Phew. Couldn’t I just have Harlan declare all of my feelings for me? “Yes. Simply put, I don’t feel right about that at this time. Not until…not until I have some kind of resolution about all of that. Not until I know where I at least stand with him. But I did tell you that at the beginning…”
“Ellie, you don’t have to defend your position. You very clearly stated that to me and I agreed to it. I respect how you feel. Honestly, I do. So let’s drop the subject and you can tell me about your holiday plans before I fly across the world.”
He always had a way of making me feel comfortable with anything, and for that I was truly grateful. We did talk about our plans for the next week. I just had the traditional family gatherings to attend and the three days on the mountain that I was looking forward to. Harlan would be leaving for England in just a few hours—he and his brother would start their trip during the night so they could sleep through some of it. I thought Christmas in another country was ki
nd of intriguing. I ended up asking him a lot of questions about it before he finally made himself leave just before midnight. He gave me the customary kiss on the cheek, said how much he was going to miss me, and headed home to pick up Felix.
Tyse never did call me that night.
Chapter Thirty
“Ellie, it’s Miranda,” she said over the phone.
“Oh hey, Happy Holidays.”
“Oh, yeah, you too,” she lightly laughed.
I was just headed home from spending the afternoon at Harlan’s.
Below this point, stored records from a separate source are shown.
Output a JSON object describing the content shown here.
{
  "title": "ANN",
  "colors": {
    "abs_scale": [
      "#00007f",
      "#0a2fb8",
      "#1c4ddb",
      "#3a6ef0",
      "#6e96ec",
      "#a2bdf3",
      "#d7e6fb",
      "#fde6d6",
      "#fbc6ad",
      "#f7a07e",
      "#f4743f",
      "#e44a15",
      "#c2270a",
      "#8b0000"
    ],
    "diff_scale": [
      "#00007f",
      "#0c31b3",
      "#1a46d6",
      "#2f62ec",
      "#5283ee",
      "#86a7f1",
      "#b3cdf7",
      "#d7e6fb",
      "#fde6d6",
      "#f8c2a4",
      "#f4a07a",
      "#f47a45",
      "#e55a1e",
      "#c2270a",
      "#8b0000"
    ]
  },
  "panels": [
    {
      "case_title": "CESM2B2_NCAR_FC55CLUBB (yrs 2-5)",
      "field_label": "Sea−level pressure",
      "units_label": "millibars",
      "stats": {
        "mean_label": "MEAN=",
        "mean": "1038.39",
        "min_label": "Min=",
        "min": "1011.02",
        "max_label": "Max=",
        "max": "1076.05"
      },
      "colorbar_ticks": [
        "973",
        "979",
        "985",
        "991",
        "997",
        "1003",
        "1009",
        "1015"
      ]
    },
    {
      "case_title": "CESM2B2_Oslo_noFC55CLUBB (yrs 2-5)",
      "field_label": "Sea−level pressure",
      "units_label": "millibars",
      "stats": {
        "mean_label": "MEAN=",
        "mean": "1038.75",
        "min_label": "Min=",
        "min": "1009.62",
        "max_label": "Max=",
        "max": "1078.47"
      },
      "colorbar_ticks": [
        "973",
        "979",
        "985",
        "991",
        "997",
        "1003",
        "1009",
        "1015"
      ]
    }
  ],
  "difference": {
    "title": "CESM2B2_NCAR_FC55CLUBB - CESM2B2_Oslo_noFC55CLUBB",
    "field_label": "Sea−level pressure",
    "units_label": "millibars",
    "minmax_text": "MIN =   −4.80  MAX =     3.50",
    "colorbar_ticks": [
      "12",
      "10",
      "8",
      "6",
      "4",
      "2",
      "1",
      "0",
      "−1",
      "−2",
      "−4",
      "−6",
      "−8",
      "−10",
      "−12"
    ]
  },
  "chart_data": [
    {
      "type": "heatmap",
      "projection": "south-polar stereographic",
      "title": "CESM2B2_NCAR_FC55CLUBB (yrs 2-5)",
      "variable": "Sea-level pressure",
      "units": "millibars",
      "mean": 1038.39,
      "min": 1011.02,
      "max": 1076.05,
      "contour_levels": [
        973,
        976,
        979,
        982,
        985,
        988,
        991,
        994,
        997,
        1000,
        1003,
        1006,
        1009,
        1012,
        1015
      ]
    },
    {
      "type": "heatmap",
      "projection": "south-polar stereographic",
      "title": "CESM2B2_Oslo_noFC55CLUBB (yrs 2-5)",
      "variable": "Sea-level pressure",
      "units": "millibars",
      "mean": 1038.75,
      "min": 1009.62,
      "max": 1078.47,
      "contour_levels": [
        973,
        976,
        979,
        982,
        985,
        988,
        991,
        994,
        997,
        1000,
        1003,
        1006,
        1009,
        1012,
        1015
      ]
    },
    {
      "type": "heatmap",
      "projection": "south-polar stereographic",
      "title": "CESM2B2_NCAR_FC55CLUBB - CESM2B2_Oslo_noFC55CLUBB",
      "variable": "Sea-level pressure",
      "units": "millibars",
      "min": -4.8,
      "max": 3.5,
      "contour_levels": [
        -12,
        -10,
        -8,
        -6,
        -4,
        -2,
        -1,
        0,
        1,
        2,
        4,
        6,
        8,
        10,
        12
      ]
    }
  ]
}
We’d made lunch together, watched a couple of movies, and just had a really nice, relaxing day. He still had major jetlag from his return from Europe the day before, so while he was catching up on sleep, I had plans to do some housecleaning.
“Anyways,” Miranda continued. “I have some gossip to spread.”
“Oh yeah? From work?”
“Yep, and you’re never gonna guess what happened.”
“Okay, so just tell me.”
“Okay, but you’re probably gonna be blown away. Probably a little ticked, too.”
“Uh… Okay.” Now I was worried because I thought of a dozen possibilities right off the bat.
“But you’re also going to be happy,” she added.
“Okay, okay, so just tell me!”
“Okay, so here’s the expedited version… First of all, Amy quit. I mean just up and left. She came in during her vacation break, gathered her things and left.”
“What?”
“I know. But all I know is that it had something to do with family stuff. But anyway, here’s the good stuff. So you know how we all have different vacation days and such, and I was in the office the last two days. But earlier I was at my desk doing some work and I hear Kathy say, ‘What are you doing at Ellie’s desk?’ So I slid my chair back to get a look at your cubicle, and there’s Belinda Martin, just standing there with Kathy in her face.”
“What? At my cubicle?”
“Mmhmm. So by then a couple of other people have made an audience, and we all watch Kathy rip a file out of Belinda’s hands. One of your research files.”
“From my desk?” I asked with disbelief. “She was in my stuff?”